Mit der Ablieferung bei der Behörde begann dann eine sechsmonatige Frist zu laufen. Solange müssen abgegebene Fundsachen vom Amt aufbewahrt werden, bis es sie öffentlich versteigern darf. Geregelt ist dies im Bürgerlichen Gesetzbuch (BGB). "Wir versteigern zweimal im Jahr nicht abgeholte Fundsachen", sagt Jost Heinemann, Fachdienstleiter der Einwohnerverwaltung der Stadt Ahrensburg, zu der auch das Fundbüro gehört. Die Termine werden vorher öffentlich bekannt gegeben.
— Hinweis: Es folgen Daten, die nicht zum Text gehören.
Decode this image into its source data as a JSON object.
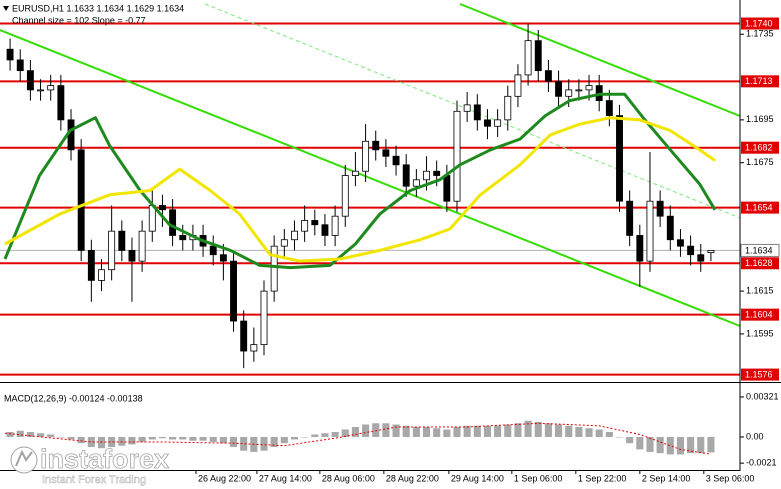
{
  "chart_data": {
    "type": "candlestick",
    "title": "EURUSD,H1  1.1633 1.1634 1.1629 1.1634",
    "subtitle": "Channel size = 102 Slope = -0.77",
    "xlim": [
      -0.5,
      69.5
    ],
    "xticks": [
      {
        "value": 18.3,
        "label": "26 Aug 22:00"
      },
      {
        "value": 24.3,
        "label": "27 Aug 14:00"
      },
      {
        "value": 30.5,
        "label": "28 Aug 06:00"
      },
      {
        "value": 36.8,
        "label": "28 Aug 22:00"
      },
      {
        "value": 43.2,
        "label": "29 Aug 14:00"
      },
      {
        "value": 49.4,
        "label": "1 Sep 06:00"
      },
      {
        "value": 55.7,
        "label": "1 Sep 22:00"
      },
      {
        "value": 62.0,
        "label": "2 Sep 14:00"
      },
      {
        "value": 68.3,
        "label": "3 Sep 06:00"
      }
    ],
    "ylim": [
      1.1573,
      1.1751
    ],
    "yticks": [
      1.1735,
      1.1695,
      1.1675,
      1.1615,
      1.1595
    ],
    "up_color": "#ffffff",
    "down_color": "#000000",
    "open": [
      1.1728,
      1.1723,
      1.1718,
      1.1709,
      1.1709,
      1.1711,
      1.1695,
      1.1681,
      1.1634,
      1.162,
      1.1625,
      1.1643,
      1.1634,
      1.1629,
      1.1643,
      1.1655,
      1.1653,
      1.1641,
      1.1639,
      1.1641,
      1.1636,
      1.1632,
      1.1629,
      1.1601,
      1.1587,
      1.159,
      1.1615,
      1.1636,
      1.1639,
      1.1643,
      1.1648,
      1.1646,
      1.1641,
      1.165,
      1.1669,
      1.1671,
      1.1685,
      1.1681,
      1.1678,
      1.1674,
      1.1664,
      1.1667,
      1.1671,
      1.1669,
      1.1657,
      1.1699,
      1.1702,
      1.1695,
      1.1692,
      1.1695,
      1.1706,
      1.1716,
      1.1732,
      1.1718,
      1.1713,
      1.1706,
      1.1709,
      1.1709,
      1.1711,
      1.1704,
      1.1697,
      1.1657,
      1.1641,
      1.1629,
      1.1657,
      1.165,
      1.1639,
      1.1636,
      1.1632,
      1.1633
    ],
    "high": [
      1.1733,
      1.1728,
      1.1723,
      1.1714,
      1.1716,
      1.1716,
      1.17,
      1.1686,
      1.1639,
      1.163,
      1.1655,
      1.1648,
      1.164,
      1.1648,
      1.1662,
      1.166,
      1.1658,
      1.1646,
      1.1646,
      1.1646,
      1.1641,
      1.1637,
      1.1634,
      1.1606,
      1.1598,
      1.162,
      1.1641,
      1.1644,
      1.1648,
      1.1655,
      1.1653,
      1.1651,
      1.1655,
      1.1674,
      1.168,
      1.1693,
      1.169,
      1.1686,
      1.1683,
      1.1679,
      1.1672,
      1.1678,
      1.1676,
      1.1674,
      1.1704,
      1.1708,
      1.1707,
      1.17,
      1.17,
      1.1711,
      1.1721,
      1.174,
      1.1737,
      1.1723,
      1.1718,
      1.1714,
      1.1714,
      1.1716,
      1.1716,
      1.1709,
      1.1702,
      1.1662,
      1.1646,
      1.168,
      1.1662,
      1.1655,
      1.1644,
      1.1641,
      1.1637,
      1.1634
    ],
    "low": [
      1.1718,
      1.1713,
      1.1704,
      1.1704,
      1.1704,
      1.169,
      1.1676,
      1.1629,
      1.161,
      1.1615,
      1.162,
      1.1629,
      1.161,
      1.1624,
      1.1638,
      1.1645,
      1.1636,
      1.1634,
      1.1634,
      1.1631,
      1.1627,
      1.162,
      1.1596,
      1.1579,
      1.1582,
      1.1585,
      1.161,
      1.1631,
      1.1634,
      1.1638,
      1.1641,
      1.1636,
      1.1636,
      1.1645,
      1.1664,
      1.1666,
      1.1676,
      1.1673,
      1.1669,
      1.1659,
      1.1659,
      1.1662,
      1.1664,
      1.1652,
      1.1652,
      1.1694,
      1.169,
      1.1686,
      1.1687,
      1.169,
      1.1701,
      1.1711,
      1.1713,
      1.1708,
      1.1701,
      1.1701,
      1.1704,
      1.1704,
      1.1699,
      1.1692,
      1.1652,
      1.1636,
      1.1617,
      1.1624,
      1.1645,
      1.1634,
      1.1631,
      1.1627,
      1.1624,
      1.1629
    ],
    "close": [
      1.1723,
      1.1718,
      1.1709,
      1.1709,
      1.1711,
      1.1695,
      1.1681,
      1.1634,
      1.162,
      1.1625,
      1.1643,
      1.1634,
      1.1629,
      1.1643,
      1.1655,
      1.1653,
      1.1641,
      1.1639,
      1.1641,
      1.1636,
      1.1632,
      1.1629,
      1.1601,
      1.1587,
      1.159,
      1.1615,
      1.1636,
      1.1639,
      1.1643,
      1.1648,
      1.1646,
      1.1641,
      1.165,
      1.1669,
      1.1671,
      1.1685,
      1.1681,
      1.1678,
      1.1674,
      1.1664,
      1.1667,
      1.1671,
      1.1669,
      1.1657,
      1.1699,
      1.1702,
      1.1695,
      1.1692,
      1.1695,
      1.1706,
      1.1716,
      1.1732,
      1.1718,
      1.1713,
      1.1706,
      1.1709,
      1.1709,
      1.1711,
      1.1704,
      1.1697,
      1.1657,
      1.1641,
      1.1629,
      1.1657,
      1.165,
      1.1639,
      1.1636,
      1.1632,
      1.1629,
      1.1634
    ],
    "overlays": [
      {
        "color": "#1e8a1e",
        "x": [
          -0.5,
          2.9,
          5.9,
          8.4,
          9.8,
          12.8,
          15.7,
          18.7,
          21.7,
          24.6,
          27.6,
          31.5,
          34.0,
          36.4,
          39.4,
          42.3,
          44.3,
          47.3,
          50.2,
          52.7,
          55.1,
          58.1,
          60.5,
          62.5,
          65.0,
          67.9,
          69.4
        ],
        "values": [
          1.163,
          1.1669,
          1.169,
          1.1696,
          1.1683,
          1.1662,
          1.1646,
          1.1639,
          1.1634,
          1.1627,
          1.1626,
          1.1627,
          1.1637,
          1.1651,
          1.1662,
          1.1667,
          1.1674,
          1.1681,
          1.1686,
          1.1697,
          1.1704,
          1.1707,
          1.1707,
          1.1695,
          1.1681,
          1.1665,
          1.1653
        ]
      },
      {
        "color": "#f2e600",
        "x": [
          -0.5,
          4.9,
          9.8,
          13.8,
          16.7,
          19.7,
          22.6,
          25.6,
          28.5,
          32.5,
          36.4,
          40.4,
          43.3,
          46.3,
          50.2,
          53.2,
          56.1,
          59.1,
          62.0,
          65.0,
          67.9,
          69.4
        ],
        "values": [
          1.1637,
          1.1651,
          1.166,
          1.1662,
          1.1672,
          1.1662,
          1.1651,
          1.1632,
          1.1629,
          1.163,
          1.1634,
          1.1639,
          1.1644,
          1.166,
          1.1674,
          1.1688,
          1.1693,
          1.1696,
          1.1695,
          1.169,
          1.1681,
          1.1676
        ]
      }
    ],
    "level_color": "#e00000",
    "levels": [
      {
        "value": 1.174,
        "label": "1.1740"
      },
      1.1713,
      1.1682,
      1.1654,
      1.1628,
      1.1604,
      1.1576
    ],
    "last_price": 1.1634,
    "macd": {
      "title": "MACD(12,26,9) -0.00124 -0.00138",
      "ylim": [
        -0.00265,
        0.00417
      ],
      "yticks": [
        0.00321,
        {
          "value": 0,
          "label": "0.00"
        },
        -0.0021
      ],
      "histogram_color": "#a8a8a8",
      "histogram": [
        0.0004,
        0.0005,
        0.0004,
        0.0003,
        0.0002,
        0.0,
        -0.0002,
        -0.0005,
        -0.0008,
        -0.0009,
        -0.0008,
        -0.0007,
        -0.0006,
        -0.0004,
        -0.0002,
        -0.0001,
        -0.0002,
        -0.0002,
        -0.0003,
        -0.0003,
        -0.0004,
        -0.0005,
        -0.0008,
        -0.0011,
        -0.0012,
        -0.0011,
        -0.0008,
        -0.0005,
        -0.0002,
        0.0,
        0.0002,
        0.0003,
        0.0004,
        0.0006,
        0.0008,
        0.001,
        0.0011,
        0.0011,
        0.001,
        0.0009,
        0.0008,
        0.0008,
        0.0007,
        0.0006,
        0.0008,
        0.0009,
        0.0009,
        0.0009,
        0.0009,
        0.001,
        0.0011,
        0.0013,
        0.0012,
        0.0011,
        0.001,
        0.0009,
        0.0008,
        0.0007,
        0.0006,
        0.0004,
        0.0,
        -0.0005,
        -0.001,
        -0.0012,
        -0.0013,
        -0.0014,
        -0.0014,
        -0.0013,
        -0.0013,
        -0.00124
      ],
      "signal": {
        "color": "#e00000",
        "x": [
          -0.5,
          8,
          15,
          22,
          27,
          32,
          38,
          45,
          52,
          58,
          62,
          66,
          69
        ],
        "values": [
          0.0003,
          -0.0004,
          -0.0004,
          -0.0005,
          -0.0007,
          -0.0001,
          0.0008,
          0.0008,
          0.0011,
          0.0009,
          0.0002,
          -0.001,
          -0.00138
        ]
      }
    }
  },
  "watermark": {
    "brand": "instaforex",
    "tagline": "Instant Forex Trading"
  }
}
So geriet auch das Fahrrad von Walter Runge nach Ablauf der sechs Monate Aufbewahrungszeit an einem Sonnabendvormittag Mitte April unter den Hammer. Ein Ahrensburger ersteigerte es zum Preis von 150 Euro.

"Ich wusste gar nicht, dass mein Fahrrad gefunden wurde und dann schließlich von jedermann ersteigert werden konnte", sagt Walter Runge. Für ihn war der Fall mit der Einstellung des Ermittlungsverfahrens abgeschlossen. Er selbst hatte nie beim Fundbüro der Stadt nachgefragt, ob eventuell sein Fahrrad dort abgegeben wurde. "Das hätte ich natürlich tun sollen", gibt Runge selbstkritisch zu. "Aber irgendwie bin ich gar nicht auf die Idee gekommen, nach meiner Anzeige bei der Polizei selber noch zum Fundbüro zu gehen. Ich dachte, die Polizei fragt dort ohnehin nach, ob das Amt mein Rad aufbewahrt." Doch dies ist nie geschehen. Ebenso wie umgekehrt das Fundbüro nie bei der Polizei nachfragte, ob dort Walter Runges Fahrrad als gestohlen gemeldet worden war.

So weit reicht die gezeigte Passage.